Das Phänomen des "denkfreien Erlebens" findet sich nach Volkelt bei jeglicher Form der Wahrnehmung, auch der bewußtseinsklarsten und Inhalt dieser "vorlogischen Gewißheit" kann so gut wie alles sein, also auch Beziehungen, deren Aufdeckung in der Regel dem Denken zugeschrieben werden. Die Beziehungen der Verschiedenheit, des Größer oder Kleiner, des Stärker oder Schwächer können ebenso Gegenstand dieser "vorlogischen Gewißheit" sein wie Beziehungen des Raumes oder der Zeit. "Ich bin des Schwarz-, ich bin des Weiß-Gegebenseins unmittelbar und unbezweifelbar gewiß", schreibt Volkelt. "Mit genau der gleichen Unmittelbarkeit und Unbezweifelbarkeit bin ich aber auch des Verschiedenseins dieser beiden Gegebenheiten gewiß. So gewiß mir Schwarz und Weiß gegeben sind, so gewiß ist mir auch das Anderssein der beiden Inhalte gegeben."57 Es gibt, sagt er, eine unmittelbare Beziehungsbewußtheit, in die keinerlei Denken einfließt. "Das Beschreiben nach Gleichheit, Ähnlichkeit, Gegensatz ist .. rein auf Grund der Selbstgewißheit möglich."58 "Die hier vertretene Ansicht", so Volkelt, "steht in bewußtem Gegensatz zu der modernen Transzendentalphilosophie, wonach es widersinnig sein soll, ein Denkfremdes, ein Vorlogisches, ein Reich der Gegebenheiten anzunehmen.

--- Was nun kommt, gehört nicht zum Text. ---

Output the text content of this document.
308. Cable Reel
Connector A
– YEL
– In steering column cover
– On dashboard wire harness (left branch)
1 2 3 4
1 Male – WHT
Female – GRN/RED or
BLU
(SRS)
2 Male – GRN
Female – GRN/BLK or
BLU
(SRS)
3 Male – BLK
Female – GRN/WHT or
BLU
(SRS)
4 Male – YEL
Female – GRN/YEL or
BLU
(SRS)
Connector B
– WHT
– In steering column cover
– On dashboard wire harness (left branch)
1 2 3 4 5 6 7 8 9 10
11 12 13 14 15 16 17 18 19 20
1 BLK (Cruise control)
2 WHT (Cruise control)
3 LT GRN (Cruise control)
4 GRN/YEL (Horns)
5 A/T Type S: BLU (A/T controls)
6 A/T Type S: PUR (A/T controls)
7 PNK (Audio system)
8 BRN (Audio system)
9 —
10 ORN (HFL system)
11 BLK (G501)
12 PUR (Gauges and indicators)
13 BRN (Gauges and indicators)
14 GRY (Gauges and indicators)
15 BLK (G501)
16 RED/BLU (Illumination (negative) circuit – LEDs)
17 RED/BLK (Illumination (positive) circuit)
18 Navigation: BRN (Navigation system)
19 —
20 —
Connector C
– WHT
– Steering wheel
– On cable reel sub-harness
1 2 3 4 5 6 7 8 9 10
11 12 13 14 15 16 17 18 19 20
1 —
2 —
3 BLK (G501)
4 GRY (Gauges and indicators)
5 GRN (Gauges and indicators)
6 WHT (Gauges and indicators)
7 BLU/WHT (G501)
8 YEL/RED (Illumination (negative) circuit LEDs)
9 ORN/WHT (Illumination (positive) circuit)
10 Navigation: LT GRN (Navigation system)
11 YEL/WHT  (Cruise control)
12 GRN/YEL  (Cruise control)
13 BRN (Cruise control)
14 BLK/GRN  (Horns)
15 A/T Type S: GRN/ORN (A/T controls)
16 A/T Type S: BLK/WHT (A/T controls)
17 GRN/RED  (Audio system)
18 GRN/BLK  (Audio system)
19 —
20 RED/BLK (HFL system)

Die Selbstgewißheit des Bewußtseins ist das schlechtweg Vorlogische, das erkenntnistheoretisch rein Gegebene. ... Der Inhalt freilich, den die Selbstgewißheit des Bewußtseins erfaßt, zeigt alle nur möglichen Grade von Verwickeltheit; häufig ist er ein Ergebnis mühevoller Erarbeitung. ... Mag noch so viel Arbeit in den Bewußtseinsgebilden stecken, und mag diese Arbeit noch so sehr logischer Art sein: dies ist völlig gleichgültig, wenn es sich darum handelt, daß mir die Bewußtseinsgebilde in der Weise unmittelbaren Erlebens, in reinem Selbstinnesein gewiß werden. Sie werden damit eben zum Inhalt einer vorlogischen Gewißheit und bieten sich dem denkenden Erkennen, falls es sich auf sie richten will, als Material, als »Gegebenes« an."59

Vor dem Hintergrund des Volkeltschen Basisprinzips wird verständlich, warum Volkelt gegenüber dem "Gegebenen" der "reinen Erfahrung" zu der Auffassung kommen kann, dieses "Gegebene" sei denkfrei gegeben. Und vor diesem Hintergrund könnte auch verständlich werden, warum sich Steiner in den "Grundlinien ..." in eben demselben Sinne äußert. Wenn Steiner in den "Grundlinien ..." am Ende des langen Volkeltschen Zitats sagt, mit dessen Charakterisierung der "reinen Erfahrung" sei diejenige Form der Wirklichkeit geschildert, "an der das Denken gar keinen Anteil hat"60, dann entspricht diese Beurteilung exakt der Volkeltschen. Steiner schließt sich hier offensichtlich der Volkeltschen Auffassung an, es könne etwas im Bewußtsein als bewußte Vorstellung gegeben sein, ohne daß das Denken in Form von Existentialurteilen bzw. durch den Rekurs auf Begriffe daran beteiligt wäre.